A portion of the Angeles Crest Highway (SR 2) in the San Gabriel Mountains cuts through Pasadena near the Angeles Crest Ranger Station. This 2 mi stretch of highway in the Angeles National Forest is north of La Cañada Flintridge and west of Mount Wilson and is approximately 3000 ft in elevation.

Historic U.S. Route 66 ran through Pasadena until it was decommissioned in 1964. The historic highway entered Pasadena from the east on Colorado Boulevard and then jogged south on Arroyo Parkway before becoming part of the Pasadena Freeway (SR 110).

The intersection of Fair Oaks Avenue and Colorado Boulevard in Old Pasadena is the zero-zero, east-west, north-south postal division of Pasadena.

===Water and power ===

Water and Light Fountain at the historic Glenarm Power Plant. Designed by Harold H. Lewis in 1938.
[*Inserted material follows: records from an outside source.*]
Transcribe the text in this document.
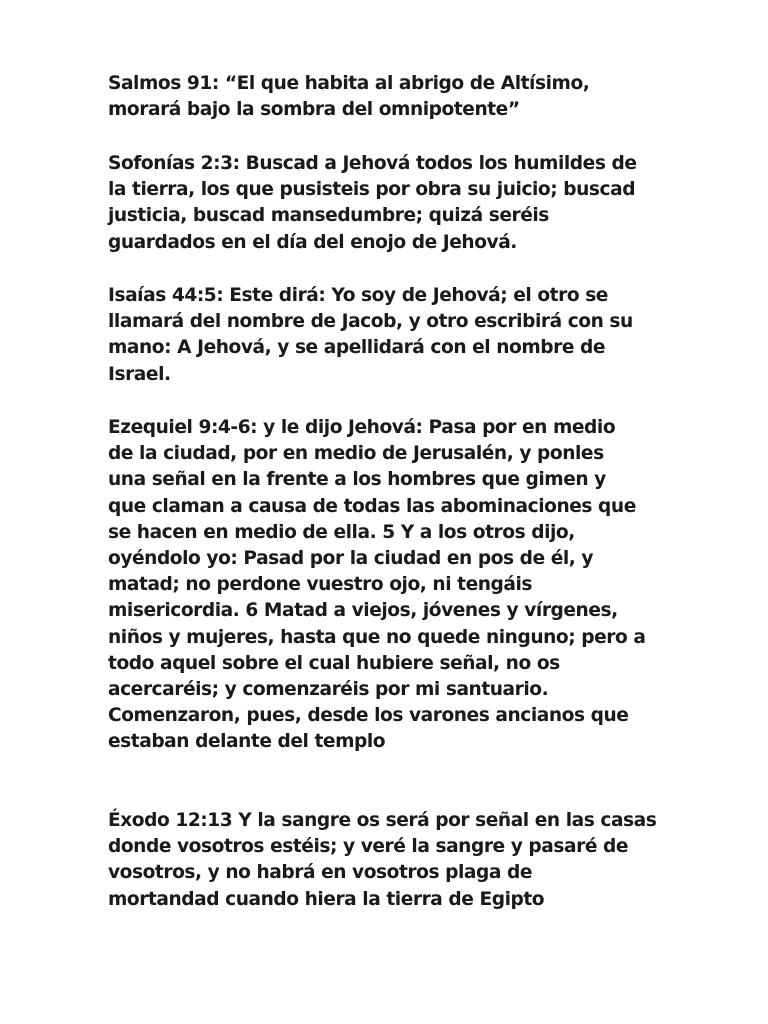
Salmos 91: “El que habita al abrigo de Altísimo,
morará bajo la sombra del omnipotente”

Sofonías 2:3: Buscad a Jehová todos los humildes de
la tierra, los que pusisteis por obra su juicio; buscad
justicia, buscad mansedumbre; quizá seréis
guardados en el día del enojo de Jehová.

Isaías 44:5: Este dirá: Yo soy de Jehová; el otro se
llamará del nombre de Jacob, y otro escribirá con su
mano: A Jehová, y se apellidará con el nombre de
Israel.

Ezequiel 9:4-6: y le dijo Jehová: Pasa por en medio
de la ciudad, por en medio de Jerusalén, y ponles
una señal en la frente a los hombres que gimen y
que claman a causa de todas las abominaciones que
se hacen en medio de ella. 5 Y a los otros dijo,
oyéndolo yo: Pasad por la ciudad en pos de él, y
matad; no perdone vuestro ojo, ni tengáis
misericordia. 6 Matad a viejos, jóvenes y vírgenes,
niños y mujeres, hasta que no quede ninguno; pero a
todo aquel sobre el cual hubiere señal, no os
acercaréis; y comenzaréis por mi santuario.
Comenzaron, pues, desde los varones ancianos que
estaban delante del templo

Éxodo 12:13 Y la sangre os será por señal en las casas
donde vosotros estéis; y veré la sangre y pasaré de
vosotros, y no habrá en vosotros plaga de
mortandad cuando hiera la tierra de Egipto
The city Water and Power Department (PWP) provides services to an area encompassing 60 km2 that includes areas outside of the city proper, including unincorporated areas of southern Altadena, East Pasadena, Chapman Woods, and East San Gabriel. PWP has operated the Glenarm Power Plant for over 110 years.

Pasadena created the Pasadena Municipal Light and Power Department in 1906. Expanding continued and more generating capacity was expanded and the city then offered power to commercial customers in 1908, and bought out Southern California Edison's Pasadena operations in 1920. In 1911, the city began condemnation actions against a number of small, local water companies. In 1912, the Water Department was created; in 1913, it began actual operations. The city continued to acquire small, local water companies for several decades afterwards, usually en toto, such as the Pasadena Lake Vineyard and Land Company, and sometimes in part, such as Las Flores Water Company's southern portions and San Gabriel Valley Water Company's operations in the southern reaches of Pasadena. In 1967, the Water Department and the Light and Power department were consolidated into the "Pasadena Water and Power Department" (PWP).

It operates a number of water wells, has a spreading ground for the capture of surface water from the Arroyo Seco, and purchases surface water from MWDSC. A number of wells on the west side of the service area had become contaminated with volatile organic chemicals and perchlorate and had to be shut down several years. A treatment plant was built to remove these chemicals which began operation in July 2011.

==Wildlife ==
Pasadena has a large, non-indigenous population of naturalized parrots. According to the "Parrot Project of Los Angeles", the parrots are of at least six species. Some residents have come to enjoy the birds as part of the city's unique culture, while others consider them to be loud pests. There are many theories explaining how the parrots came to inhabit Pasadena. A widely accepted story is that they were part of the stock that were set free for their survival from the large pet emporium at Simpson's Garden Town on East Colorado Boulevard, which burned down in 1959.

==Sister cities==
The Pasadena Sister Cities Committee is the official organization that maintains Pasadena's ties with its corresponding sister cities. The mayor and vice mayor of Pasadena are members on an ex officio basis.

Pasadena has six sister cities as noted by Sister Cities International (SCI) and the Pasadena Sister Cities Committee:
- Ludwigshafen, Rhineland-Palatinate, Germany (1948) pre-dates Sister Cities International which was formed in 1956
- Mishima, Shizuoka, Japan (1957)
- Järvenpää, Finland (1983)
- Vanadzor, Armenia (1991)
- Xicheng District, Beijing, China (1999)
- Dakar-Plateau, Senegal (2019)

The following are Friendship Cities: Kasukabe, Japan (1993) and Paju, Gyeonggi, South Korea (2009)

==See also==

- Largest cities in Southern California
- List of cities and towns in California
- National Register of Historic Places listings in Pasadena, California
- USS Pasadena, 3 ships

==Explanatory notes==
The number of people counted statistically in demographics will sometimes exceed 100% because some Hispanics and Latinos identify as both White and Hispanic. See Race and ethnicity in the United States Census.